Agricultural marketing boards are as Canadian as maple syrup, but more so. Maple syrup is international. Supply management is uniquely Canadian. No other country has such a system. And for good reason. It’s odious policy, favouring an affluent few, burdening the poorest, and creating needless friction with allies and trading partners.
President Trump’s distaste for the boards is well known. But, it’s not just Donald. The European Union, the United Kingdom, the World Trade Organization (effectively all of Canada’s trading partners)—and, wait for it, the majority Canadian farmers—all oppose the boards.
Canada claims to support free trade, except when we don’t. Canada seals off a large portion of its agricultural market with the system, but gets irritable when another country closes part of its market—say for autos, aluminum or steel.
Marketing boards employ a variety of tools, including quotas and tariffs, and a large bureaucracy to block international and interprovincial trade and deprive Canadians of choice in dairy, eggs and poultry. Without competition, productivity stagnates and prices soar.

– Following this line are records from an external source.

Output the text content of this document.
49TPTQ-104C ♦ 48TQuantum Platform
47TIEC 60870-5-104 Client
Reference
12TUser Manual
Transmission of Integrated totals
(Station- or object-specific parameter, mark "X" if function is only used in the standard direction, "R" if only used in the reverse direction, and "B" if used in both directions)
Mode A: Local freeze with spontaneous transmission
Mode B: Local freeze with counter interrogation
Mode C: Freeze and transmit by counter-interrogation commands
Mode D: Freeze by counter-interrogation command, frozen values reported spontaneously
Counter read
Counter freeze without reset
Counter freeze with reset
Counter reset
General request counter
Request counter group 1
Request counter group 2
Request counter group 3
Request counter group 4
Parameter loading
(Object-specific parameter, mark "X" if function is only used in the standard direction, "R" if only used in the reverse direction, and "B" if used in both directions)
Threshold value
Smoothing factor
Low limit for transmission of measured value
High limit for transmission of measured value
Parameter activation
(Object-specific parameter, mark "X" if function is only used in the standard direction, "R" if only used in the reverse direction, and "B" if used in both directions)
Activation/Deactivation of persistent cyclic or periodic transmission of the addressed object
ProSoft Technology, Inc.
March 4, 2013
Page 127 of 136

The cost of living in the United States is 8.4 per cent higher than in the Canada, rent 14.9 per cent higher. But, thanks to our marketing boards, milk is twice as expensive—C$3.07 a litre on average in Canada versus C$1.47 in the United States. The most recent estimate of the cost of the system revealed, using 2015 data, that the average Canadian household pays an extra $300 to $433 annually because of marketing boards, hitting hard poorer Canadians, who spend a higher portion of their income on food than affluent Canadians.
Martha Hall Findlay, former Liberal MP and leadership contender, now director of the University of Calgary’s School of Public Policy, wrote with outrage, “The average Canadian dairy farm’s net worth is almost $4 million…. This archaic [supply-management] system forces a single mother on welfare to pay hundreds of dollars more per year than she needs to, just so we can continue to enrich a small number of cartel millionaires… members of the oft-vilified ‘one-percent’.”
Don’t expect meaningful negotiations. Canada’s Parliament, endorsed by the Senate, recently unanimously passed Bill C-202, which prohibits the foreign affairs minister from negotiating increased quotas or reduced tariffs for imports of supply-managed products.
The dairy industry, particularly in Quebec, is the big player. To protect this mighty lobby, Bloc Québécois Leader Yves-François Blanchet proposed C-202, backed by all parties, fearing a Quebec backlash if they stood up for Canadians, including for Quebecers who lack the privilege of owning one of province’s 4,200 multi-million-dollar dairy farms of Canada’s 9,400.
The Canadian Agri-Food Trade Alliance (CAFTA), Grain Growers of Canada (GGC), and other farm groups oppose C-202. Scott Hepworth, acting chair of GGC, said, “Parliament chose to prioritize one group of farmers over another. As a grain producer, I know firsthand how important international trade is to my family’s livelihood. Without reliable access to global markets, farmers like me are left behind.”
Canada has 65,000 grain farms and 53,000 pig and beef farms, compared to 14,700 supply-managed farms, less than one per cent of the total of 190,000 farms in Canada.
Marketing boards benefit a tiny minority of Canadian farmers while damaging the majority and increasing prices for all Canadians. One benefit of Donald Trump’s trade war against Canada has been the resolve on all levels of government to reduce home-grown obstacles to growth, including iron trade curtains between provinces.
The spineless response to C-202 reveals the weakness of that resolve and politician’s willingness to bend the knee to rich lobbies, toss other farmers under the bus, and carelessly pile on costs for Canadians, particularly low-income ones.